A Soldier in Every Son: The Rise of the Aztecs, RSC - review

Full marks to director Roxana Silbert for giving this a shot, but markedly fewer for the finished product which bears far too much resemblance to Mexico’s modern-day telenovela soap operas
1/10
23 July 2012

In this week of Mexico’s era-defining presidential election, it’s intriguing to rewind some 600 years to, as the subtitle of this nobly intentioned endurance test has it, “the rise of the Aztecs”.

Playwright Luis Mario Moncada, commissioned by the World Shakespeare Festival for a co-production between the RSC and the Compañía Nacional de Teatro de México, takes as his inspiration Shakespeare’s Histories. Unfortunately the end result bears far more resemblance to Mexico’s modern-day telenovela soap operas, only with much more elaborate headgear.

Quite how and, crucially, why the Aztecs triumphed over the many warring tribes in the Valley of Mexico I would be quite unable to relate, even after three hours. Just reading the synopsis is enough to make one’s head spin like a big night on the tequila, and the fact that Moncada has compressed his work down from the originally intended trilogy doesn’t aid clarity. Events and characters hurtle past, but there’s almost no psychological insight. If there were soliloquies, though, we’d be here until the end of the world as the Mayans foresaw it.
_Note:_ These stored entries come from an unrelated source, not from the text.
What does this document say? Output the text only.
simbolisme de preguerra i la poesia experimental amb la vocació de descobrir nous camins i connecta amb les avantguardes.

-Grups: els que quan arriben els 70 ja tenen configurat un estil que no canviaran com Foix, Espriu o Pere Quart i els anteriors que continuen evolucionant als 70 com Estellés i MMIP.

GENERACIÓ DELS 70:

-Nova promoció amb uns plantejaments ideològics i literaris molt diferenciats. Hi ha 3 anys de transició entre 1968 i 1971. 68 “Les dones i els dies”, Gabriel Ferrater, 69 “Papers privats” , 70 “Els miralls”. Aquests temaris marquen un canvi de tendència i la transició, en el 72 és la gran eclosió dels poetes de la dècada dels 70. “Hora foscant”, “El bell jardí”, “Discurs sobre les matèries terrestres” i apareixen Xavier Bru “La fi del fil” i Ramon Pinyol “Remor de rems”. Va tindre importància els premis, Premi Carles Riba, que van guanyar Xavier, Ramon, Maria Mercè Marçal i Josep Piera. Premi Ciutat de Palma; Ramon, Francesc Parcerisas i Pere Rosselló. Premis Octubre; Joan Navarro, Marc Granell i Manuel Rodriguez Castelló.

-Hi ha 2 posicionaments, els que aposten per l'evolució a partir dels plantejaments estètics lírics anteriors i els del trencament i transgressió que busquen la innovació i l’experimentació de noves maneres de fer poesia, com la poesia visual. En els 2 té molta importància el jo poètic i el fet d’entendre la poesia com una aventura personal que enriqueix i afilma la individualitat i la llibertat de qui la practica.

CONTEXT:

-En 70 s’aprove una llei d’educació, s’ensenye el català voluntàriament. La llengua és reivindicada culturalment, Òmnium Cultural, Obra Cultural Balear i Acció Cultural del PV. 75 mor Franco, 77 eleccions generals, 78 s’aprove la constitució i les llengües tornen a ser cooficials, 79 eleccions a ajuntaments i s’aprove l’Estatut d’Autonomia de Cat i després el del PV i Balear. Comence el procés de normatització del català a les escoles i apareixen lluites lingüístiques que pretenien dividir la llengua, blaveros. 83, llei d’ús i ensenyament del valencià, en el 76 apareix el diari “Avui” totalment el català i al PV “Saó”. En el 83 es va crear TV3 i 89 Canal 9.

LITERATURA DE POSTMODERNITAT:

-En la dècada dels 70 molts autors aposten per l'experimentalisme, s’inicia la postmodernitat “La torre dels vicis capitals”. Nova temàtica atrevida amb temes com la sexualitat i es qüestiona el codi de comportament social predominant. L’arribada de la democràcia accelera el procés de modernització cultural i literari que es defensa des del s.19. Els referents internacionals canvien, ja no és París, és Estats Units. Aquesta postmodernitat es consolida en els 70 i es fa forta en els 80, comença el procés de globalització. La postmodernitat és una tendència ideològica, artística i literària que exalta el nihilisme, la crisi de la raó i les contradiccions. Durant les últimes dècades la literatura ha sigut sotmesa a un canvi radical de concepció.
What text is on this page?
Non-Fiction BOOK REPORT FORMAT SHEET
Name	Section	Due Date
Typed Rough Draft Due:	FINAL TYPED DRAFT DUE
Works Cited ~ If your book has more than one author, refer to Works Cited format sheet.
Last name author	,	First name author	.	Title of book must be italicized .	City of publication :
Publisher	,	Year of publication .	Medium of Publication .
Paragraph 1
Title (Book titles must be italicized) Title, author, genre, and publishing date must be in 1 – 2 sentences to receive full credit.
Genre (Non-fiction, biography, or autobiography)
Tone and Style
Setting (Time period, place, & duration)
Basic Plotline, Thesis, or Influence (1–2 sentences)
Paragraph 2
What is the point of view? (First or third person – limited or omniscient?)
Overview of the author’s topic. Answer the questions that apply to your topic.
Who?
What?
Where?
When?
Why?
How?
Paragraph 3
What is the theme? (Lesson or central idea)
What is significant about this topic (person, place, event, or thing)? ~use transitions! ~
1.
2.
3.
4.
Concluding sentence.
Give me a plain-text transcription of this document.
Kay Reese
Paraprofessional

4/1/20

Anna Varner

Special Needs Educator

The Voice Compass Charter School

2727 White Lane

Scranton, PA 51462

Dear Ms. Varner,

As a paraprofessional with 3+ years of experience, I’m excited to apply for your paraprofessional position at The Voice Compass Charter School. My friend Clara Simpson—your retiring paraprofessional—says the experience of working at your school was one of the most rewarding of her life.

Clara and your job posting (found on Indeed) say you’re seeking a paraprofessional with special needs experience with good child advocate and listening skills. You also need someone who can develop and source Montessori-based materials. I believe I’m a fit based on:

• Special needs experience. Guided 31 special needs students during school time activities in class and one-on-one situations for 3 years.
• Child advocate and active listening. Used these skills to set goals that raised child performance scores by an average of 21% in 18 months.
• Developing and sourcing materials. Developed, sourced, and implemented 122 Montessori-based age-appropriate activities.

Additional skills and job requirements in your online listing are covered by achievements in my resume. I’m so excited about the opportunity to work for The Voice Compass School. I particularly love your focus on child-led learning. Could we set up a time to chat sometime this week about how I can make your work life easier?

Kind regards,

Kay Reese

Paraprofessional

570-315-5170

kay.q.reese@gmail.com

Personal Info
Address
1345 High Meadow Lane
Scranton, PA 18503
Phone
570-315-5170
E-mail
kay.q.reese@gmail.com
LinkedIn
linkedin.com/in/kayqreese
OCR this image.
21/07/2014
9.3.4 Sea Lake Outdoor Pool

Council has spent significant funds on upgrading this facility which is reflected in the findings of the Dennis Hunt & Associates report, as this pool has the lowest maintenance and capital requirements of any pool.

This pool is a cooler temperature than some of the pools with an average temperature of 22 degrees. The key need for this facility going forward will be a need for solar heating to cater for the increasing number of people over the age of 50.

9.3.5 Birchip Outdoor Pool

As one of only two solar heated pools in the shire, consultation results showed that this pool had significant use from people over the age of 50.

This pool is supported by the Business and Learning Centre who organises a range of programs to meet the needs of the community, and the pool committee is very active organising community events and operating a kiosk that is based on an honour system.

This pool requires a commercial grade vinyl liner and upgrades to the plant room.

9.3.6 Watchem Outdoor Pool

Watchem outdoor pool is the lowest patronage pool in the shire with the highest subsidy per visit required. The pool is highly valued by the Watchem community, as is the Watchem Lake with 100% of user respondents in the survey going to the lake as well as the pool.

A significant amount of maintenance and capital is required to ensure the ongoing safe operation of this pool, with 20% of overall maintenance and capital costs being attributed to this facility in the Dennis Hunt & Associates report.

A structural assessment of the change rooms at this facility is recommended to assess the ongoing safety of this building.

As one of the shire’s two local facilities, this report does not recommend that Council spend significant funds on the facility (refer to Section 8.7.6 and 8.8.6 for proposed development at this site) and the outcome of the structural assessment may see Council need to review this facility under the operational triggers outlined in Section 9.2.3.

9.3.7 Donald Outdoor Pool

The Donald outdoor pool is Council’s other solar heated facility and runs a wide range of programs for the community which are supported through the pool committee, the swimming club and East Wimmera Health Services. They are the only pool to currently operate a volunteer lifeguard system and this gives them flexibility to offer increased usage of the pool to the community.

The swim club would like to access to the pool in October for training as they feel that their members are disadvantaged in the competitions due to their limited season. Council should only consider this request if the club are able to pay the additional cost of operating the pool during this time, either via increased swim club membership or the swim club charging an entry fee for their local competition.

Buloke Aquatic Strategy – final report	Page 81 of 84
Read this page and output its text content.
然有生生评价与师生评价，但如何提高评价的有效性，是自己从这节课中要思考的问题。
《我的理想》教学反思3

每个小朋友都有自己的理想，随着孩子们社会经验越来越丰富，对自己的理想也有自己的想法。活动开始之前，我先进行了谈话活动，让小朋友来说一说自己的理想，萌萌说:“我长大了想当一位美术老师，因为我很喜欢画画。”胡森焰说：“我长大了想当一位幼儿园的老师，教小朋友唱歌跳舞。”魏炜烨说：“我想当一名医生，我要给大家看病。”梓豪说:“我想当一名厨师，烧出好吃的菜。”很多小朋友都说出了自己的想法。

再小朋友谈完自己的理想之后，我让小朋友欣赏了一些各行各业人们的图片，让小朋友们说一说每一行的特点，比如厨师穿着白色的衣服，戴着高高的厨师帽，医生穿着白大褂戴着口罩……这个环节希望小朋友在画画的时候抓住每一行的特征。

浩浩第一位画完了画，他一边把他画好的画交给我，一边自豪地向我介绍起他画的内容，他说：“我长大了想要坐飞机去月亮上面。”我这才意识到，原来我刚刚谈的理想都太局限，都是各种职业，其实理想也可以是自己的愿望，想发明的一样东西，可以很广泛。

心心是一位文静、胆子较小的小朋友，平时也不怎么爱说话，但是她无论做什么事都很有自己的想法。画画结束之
A parade of polysyllabic names is a further foxing factor, although one that stands out is Ixtlixochitl, played by the charismatic Alex Waldmann sporting a massive Mohican sided by elaborate azure mosaic pieces. He’s a Hal-style playboy prince who won’t do what Daddy wants, and he even has time briefly to spurn a Falstaffian figure. Once he meets a grisly end, we’re in for tough times, although Waldmann’s second appearance recalls The Winter’s Tale. Full marks to director Roxana Silbert for giving this a shot, but markedly fewer for the finished product.